Alors que l’Office de l’huile se dit prêt à réceptionner près de 30.000 tonnes d’huile d’olive auprès des professionnels, l’opposition frontale de la partie syndicale est là. L’Office est prêt à débourser, au moins, 100 milliards de millimes pour ces acquisitions. C’est vrai que l’offre de 5 D 600 ne plaît pas aux partisans de la surenchère. Pour eux, il faudrait, au minimum, 7D 500. Pourtant, beaucoup d’oléiculteurs ont, déjà, écoulé leurs produits à 4D 300, 4 D 600 ou 4 D 800.
Pourquoi, peut-on se demander, le consommateur n’est pas pris en compte par les partisans du tout ou rien ? Que veulent-ils en mettant entre parenthèses l’intérêt du consommateur tunisien ?
Ne peuvent-ils pas se défaire de leur vision égoïste et penser aux autres qui ont le droit de profiter de cette abondance ?
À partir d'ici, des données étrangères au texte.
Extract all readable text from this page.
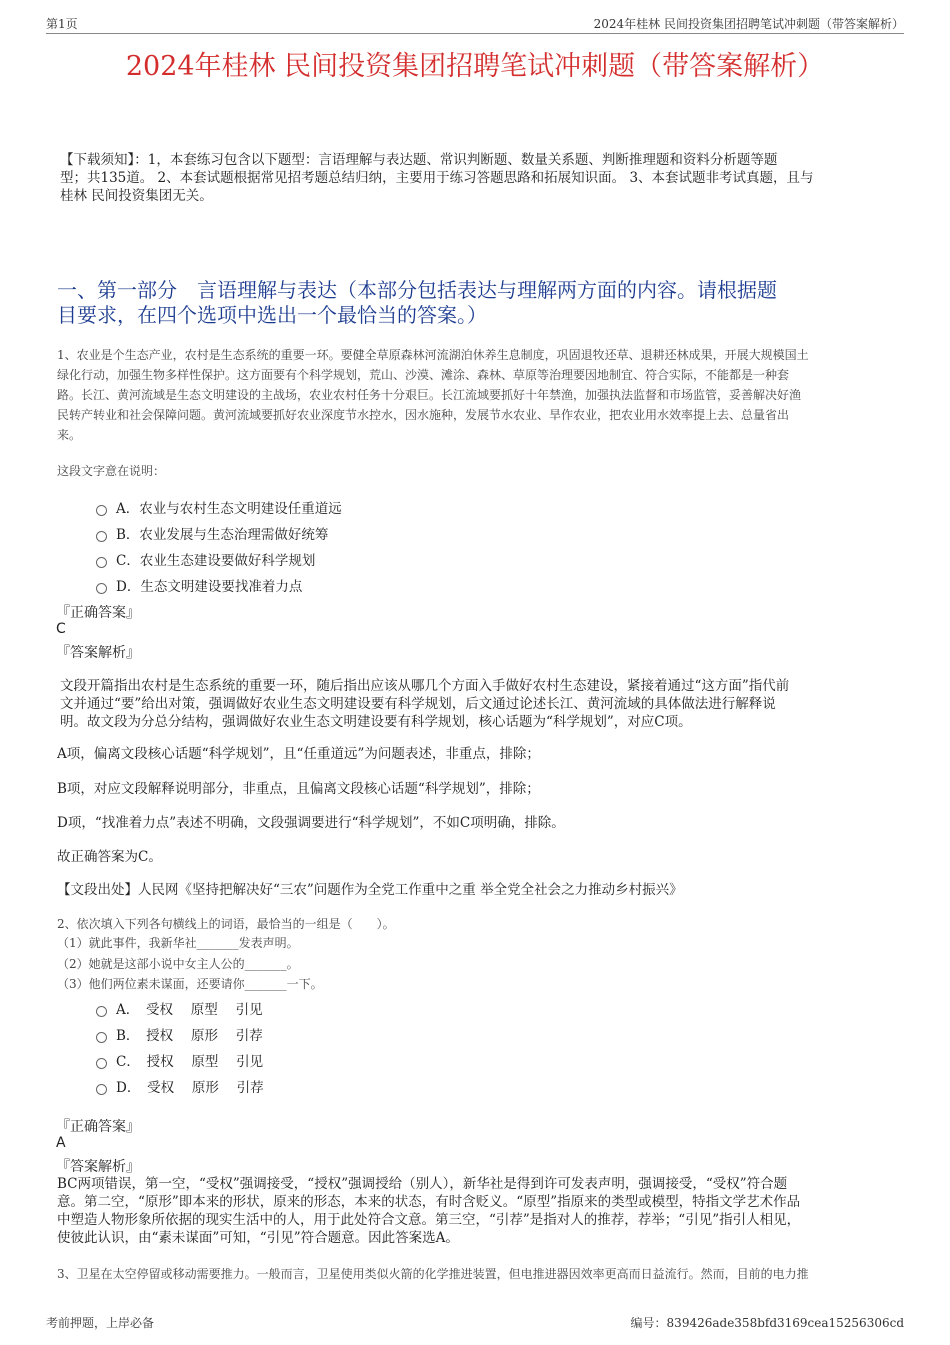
第1页	2024年桂林 民间投资集团招聘笔试冲刺题（带答案解析）
2024年桂林 民间投资集团招聘笔试冲刺题（带答案解析）
【下载须知】：1，本套练习包含以下题型：言语理解与表达题、常识判断题、数量关系题、判断推理题和资料分析题等题
型；共135道。 2、本套试题根据常见招考题总结归纳，主要用于练习答题思路和拓展知识面。 3、本套试题非考试真题，且与
桂林 民间投资集团无关。
一、第一部分　言语理解与表达（本部分包括表达与理解两方面的内容。请根据题
目要求，在四个选项中选出一个最恰当的答案。）
1、农业是个生态产业，农村是生态系统的重要一环。要健全草原森林河流湖泊休养生息制度，巩固退牧还草、退耕还林成果，开展大规模国土
绿化行动，加强生物多样性保护。这方面要有个科学规划，荒山、沙漠、滩涂、森林、草原等治理要因地制宜、符合实际，不能都是一种套
路。长江、黄河流域是生态文明建设的主战场，农业农村任务十分艰巨。长江流域要抓好十年禁渔，加强执法监督和市场监管，妥善解决好渔
民转产转业和社会保障问题。黄河流域要抓好农业深度节水控水，因水施种，发展节水农业、旱作农业，把农业用水效率提上去、总量省出
来。
这段文字意在说明：
A．农业与农村生态文明建设任重道远
B．农业发展与生态治理需做好统筹
C．农业生态建设要做好科学规划
D．生态文明建设要找准着力点
『正确答案』
C
『答案解析』
文段开篇指出农村是生态系统的重要一环，随后指出应该从哪几个方面入手做好农村生态建设，紧接着通过“这方面”指代前
文并通过“要”给出对策，强调做好农业生态文明建设要有科学规划，后文通过论述长江、黄河流域的具体做法进行解释说
明。故文段为分总分结构，强调做好农业生态文明建设要有科学规划，核心话题为“科学规划”，对应C项。
A项，偏离文段核心话题“科学规划”，且“任重道远”为问题表述，非重点，排除；
B项，对应文段解释说明部分，非重点，且偏离文段核心话题“科学规划”，排除；
D项，“找准着力点”表述不明确，文段强调要进行“科学规划”，不如C项明确，排除。
故正确答案为C。
【文段出处】人民网《坚持把解决好“三农”问题作为全党工作重中之重 举全党全社会之力推动乡村振兴》
2、依次填入下列各句横线上的词语，最恰当的一组是（　　）。
（1）就此事件，我新华社_______发表声明。
（2）她就是这部小说中女主人公的_______。
（3）他们两位素未谋面，还要请你_______一下。
A．　受权　 原型　 引见
B．　授权　 原形　 引荐
C．　授权　 原型　 引见
D．　受权　 原形　 引荐
『正确答案』
A
『答案解析』
BC两项错误，第一空，“受权”强调接受，“授权”强调授给（别人），新华社是得到许可发表声明，强调接受，“受权”符合题
意。第二空，“原形”即本来的形状，原来的形态，本来的状态，有时含贬义。“原型”指原来的类型或模型，特指文学艺术作品
中塑造人物形象所依据的现实生活中的人，用于此处符合文意。第三空，“引荐”是指对人的推荐，荐举；“引见”指引人相见，
使彼此认识，由“素未谋面”可知，“引见”符合题意。因此答案选A。
3、卫星在太空停留或移动需要推力。一般而言，卫星使用类似火箭的化学推进装置，但电推进器因效率更高而日益流行。然而，目前的电力推
考前押题，上岸必备	编号：839426ade358bfd3169cea15256306cd
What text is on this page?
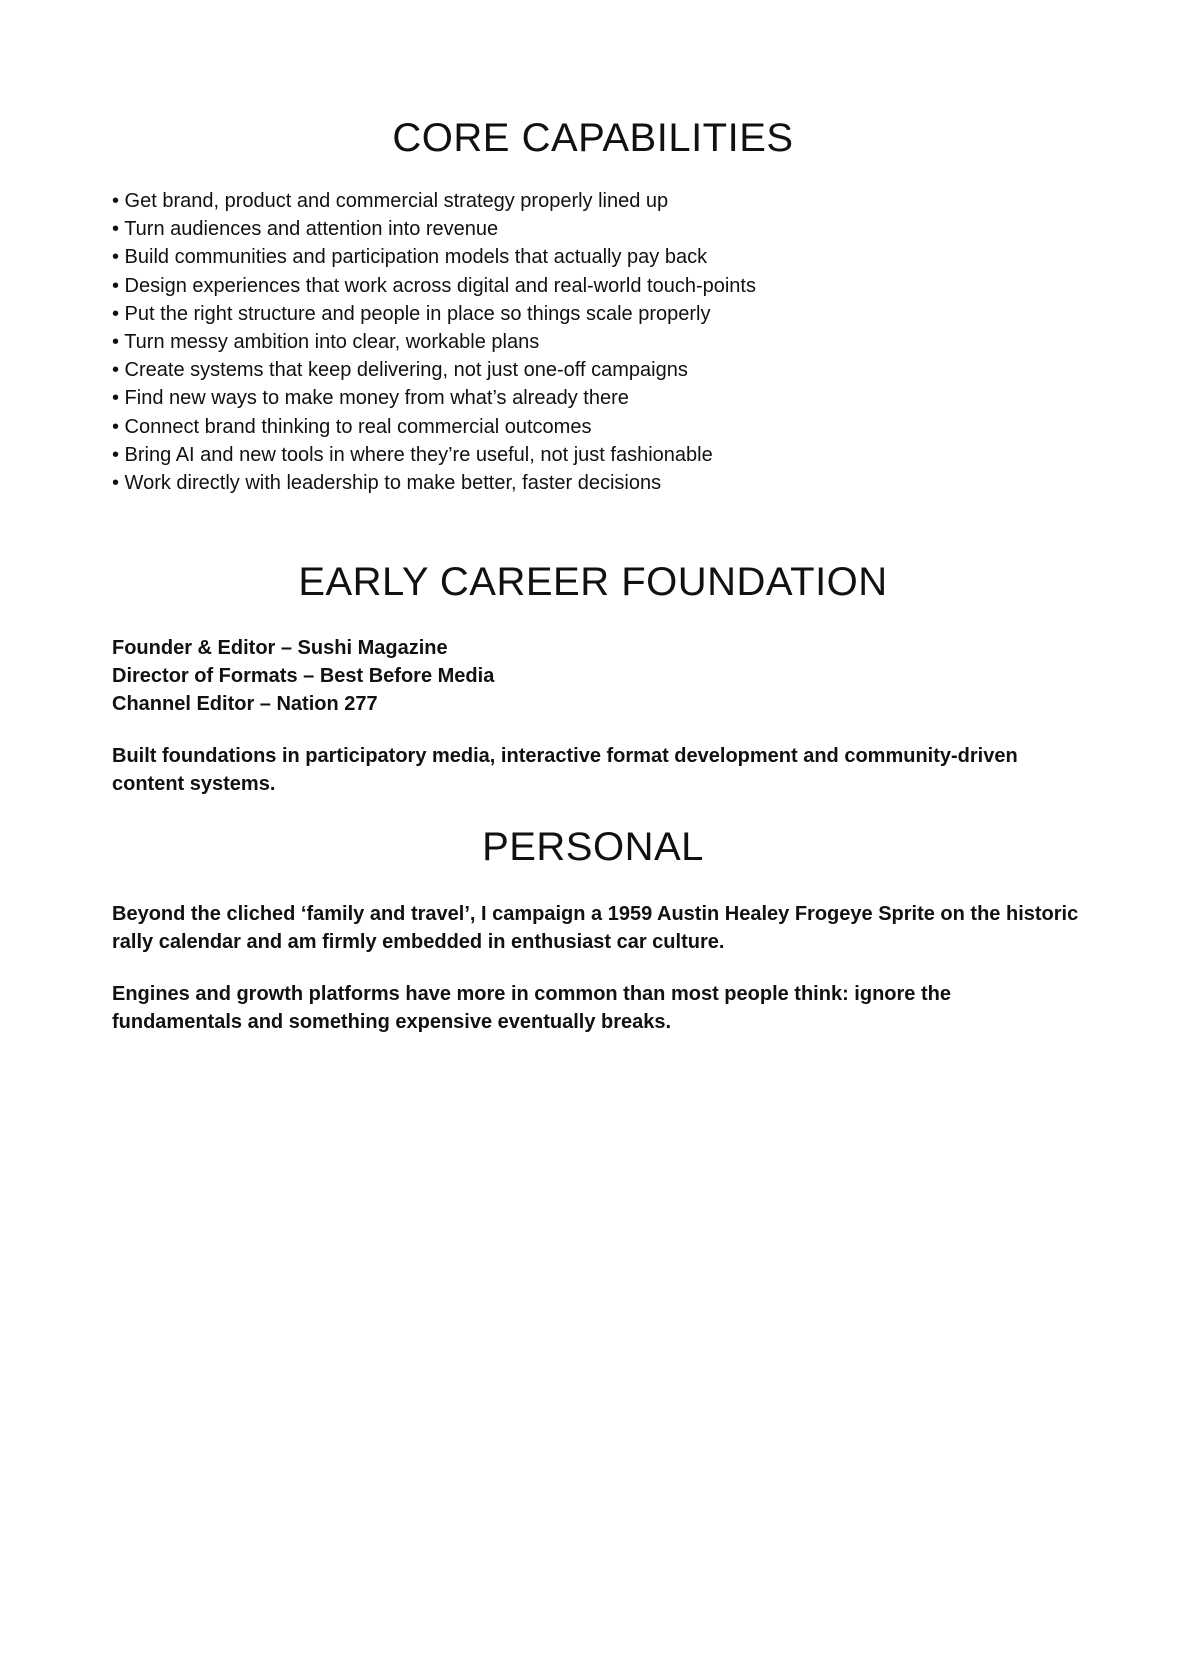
CORE CAPABILITIES
• Get brand, product and commercial strategy properly lined up
• Turn audiences and attention into revenue
• Build communities and participation models that actually pay back
• Design experiences that work across digital and real-world touch-points
• Put the right structure and people in place so things scale properly
• Turn messy ambition into clear, workable plans
• Create systems that keep delivering, not just one-off campaigns
• Find new ways to make money from what’s already there
• Connect brand thinking to real commercial outcomes
• Bring AI and new tools in where they’re useful, not just fashionable
• Work directly with leadership to make better, faster decisions
EARLY CAREER FOUNDATION
Founder & Editor – Sushi Magazine
Director of Formats – Best Before Media
Channel Editor – Nation 277

Built foundations in participatory media, interactive format development and community-driven content systems.

PERSONAL

Beyond the cliched ‘family and travel’, I campaign a 1959 Austin Healey Frogeye Sprite on the historic rally calendar and am firmly embedded in enthusiast car culture.

Engines and growth platforms have more in common than most people think: ignore the fundamentals and something expensive eventually breaks.
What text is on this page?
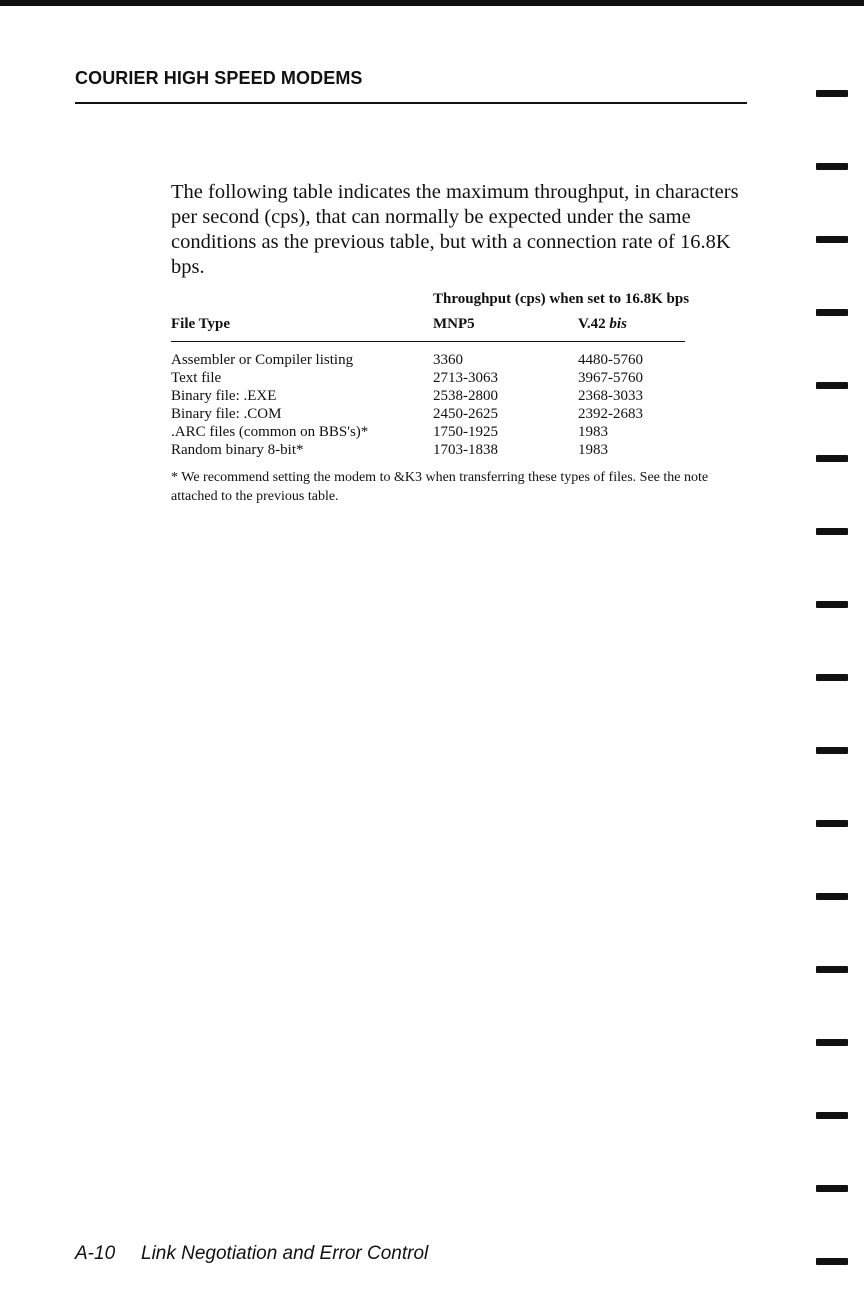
COURIER HIGH SPEED MODEMS

The following table indicates the maximum throughput, in characters per second (cps), that can normally be expected under the same conditions as the previous table, but with a connection rate of 16.8K bps.

Throughput (cps) when set to 16.8K bps
File Type	MNP5	V.42 bis
Assembler or Compiler listing	3360	4480-5760
Text file	2713-3063	3967-5760
Binary file: .EXE	2538-2800	2368-3033
Binary file: .COM	2450-2625	2392-2683
.ARC files (common on BBS's)*	1750-1925	1983
Random binary 8-bit*	1703-1838	1983

* We recommend setting the modem to &K3 when transferring these types of files. See the note attached to the previous table.

A-10 Link Negotiation and Error Control
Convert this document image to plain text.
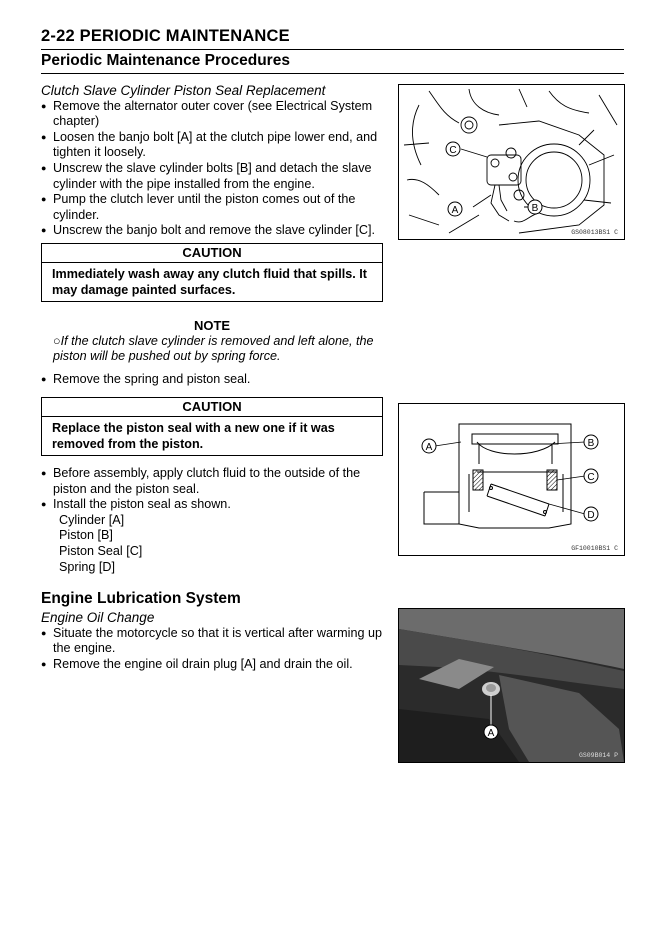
2-22 PERIODIC MAINTENANCE
Periodic Maintenance Procedures
Clutch Slave Cylinder Piston Seal Replacement
● Remove the alternator outer cover (see Electrical System chapter)
● Loosen the banjo bolt [A] at the clutch pipe lower end, and tighten it loosely.
● Unscrew the slave cylinder bolts [B] and detach the slave cylinder with the pipe installed from the engine.
● Pump the clutch lever until the piston comes out of the cylinder.
● Unscrew the banjo bolt and remove the slave cylinder [C].
CAUTION
Immediately wash away any clutch fluid that spills. It may damage painted surfaces.
NOTE
○If the clutch slave cylinder is removed and left alone, the piston will be pushed out by spring force.
● Remove the spring and piston seal.
CAUTION
Replace the piston seal with a new one if it was removed from the piston.
● Before assembly, apply clutch fluid to the outside of the piston and the piston seal.
● Install the piston seal as shown.
Cylinder [A]
Piston [B]
Piston Seal [C]
Spring [D]
Engine Lubrication System
Engine Oil Change
● Situate the motorcycle so that it is vertical after warming up the engine.
● Remove the engine oil drain plug [A] and drain the oil.
C
A	B
GS08013BS1 C
A	B
C
D
GF10010BS1 C
A
GS09B014 P
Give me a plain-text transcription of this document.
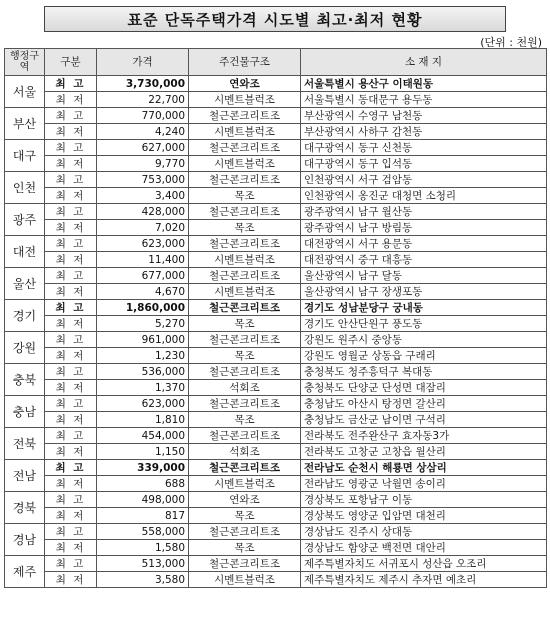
표준 단독주택가격 시도별 최고·최저 현황
(단위 : 천원)
행정구역	구분	가격	주건물구조	소 재 지
서울	최 고	3,730,000	연와조	서울특별시 용산구 이태원동
	최 저	22,700	시멘트블럭조	서울특별시 동대문구 용두동
부산	최 고	770,000	철근콘크리트조	부산광역시 수영구 남천동
	최 저	4,240	시멘트블럭조	부산광역시 사하구 감천동
대구	최 고	627,000	철근콘크리트조	대구광역시 동구 신천동
	최 저	9,770	시멘트블럭조	대구광역시 동구 입석동
인천	최 고	753,000	철근콘크리트조	인천광역시 서구 검암동
	최 저	3,400	목조	인천광역시 옹진군 대청면 소청리
광주	최 고	428,000	철근콘크리트조	광주광역시 남구 월산동
	최 저	7,020	목조	광주광역시 남구 방림동
대전	최 고	623,000	철근콘크리트조	대전광역시 서구 용문동
	최 저	11,400	시멘트블럭조	대전광역시 중구 대흥동
울산	최 고	677,000	철근콘크리트조	울산광역시 남구 달동
	최 저	4,670	시멘트블럭조	울산광역시 남구 장생포동
경기	최 고	1,860,000	철근콘크리트조	경기도 성남분당구 궁내동
	최 저	5,270	목조	경기도 안산단원구 풍도동
강원	최 고	961,000	철근콘크리트조	강원도 원주시 중앙동
	최 저	1,230	목조	강원도 영월군 상동읍 구래리
충북	최 고	536,000	철근콘크리트조	충청북도 청주흥덕구 복대동
	최 저	1,370	석회조	충청북도 단양군 단성면 대잠리
충남	최 고	623,000	철근콘크리트조	충청남도 아산시 탕정면 갈산리
	최 저	1,810	목조	충청남도 금산군 남이면 구석리
전북	최 고	454,000	철근콘크리트조	전라북도 전주완산구 효자동3가
	최 저	1,150	석회조	전라북도 고창군 고창읍 월산리
전남	최 고	339,000	철근콘크리트조	전라남도 순천시 해룡면 상삼리
	최 저	688	시멘트블럭조	전라남도 영광군 낙월면 송이리
경북	최 고	498,000	연와조	경상북도 포항남구 이동
	최 저	817	목조	경상북도 영양군 입암면 대천리
경남	최 고	558,000	철근콘크리트조	경상남도 진주시 상대동
	최 저	1,580	목조	경상남도 함양군 백전면 대안리
제주	최 고	513,000	철근콘크리트조	제주특별자치도 서귀포시 성산읍 오조리
	최 저	3,580	시멘트블럭조	제주특별자치도 제주시 추자면 예초리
On se demande, aussi, pourquoi ces responsables syndicaux vont-ils jusqu’à refuser ce droit aux couches sociales les plus faibles.
D’ailleurs, l’idée saugrenue qu’ils défendent, maintenant, en dit long sur leur intention d’ignorer, royalement, le pauvre consommateur tunisien. Comme s’il n’existait pas ou n’avait pas le droit d’exister. En effet, on constate que toutes les initiatives que cette organisation agricole adopte ne tiennent, jamais, compte des intérêts des consommateurs. La preuve est donnée par la suggestion faite de ne plus subventionner l’huile ménagère et de détourner ces fonds pour les donner aux producteurs d’huile !

Plus insensé, il n’y en a pas !
C’est là le comble de l’égoïsme. Et dire que lorsque les agriculteurs font d’énormes bénéfices personne ne vient leur réclamer de remettre une partie à l’État ou à diminuer les prix.
Au contraire, on fait tout pour soutirer le maximum de profits publics sans savoir que c’est l’argent du pauvre contribuable qui va dans les poches de ceux qui ne cherchent que leurs intérêts.
Dommage que nos agriculteurs ne soient pas mieux encadrés. Mais malgré tout, les Tunisiens continueront de porter nos agriculteurs, les vrais, dans leurs cœurs.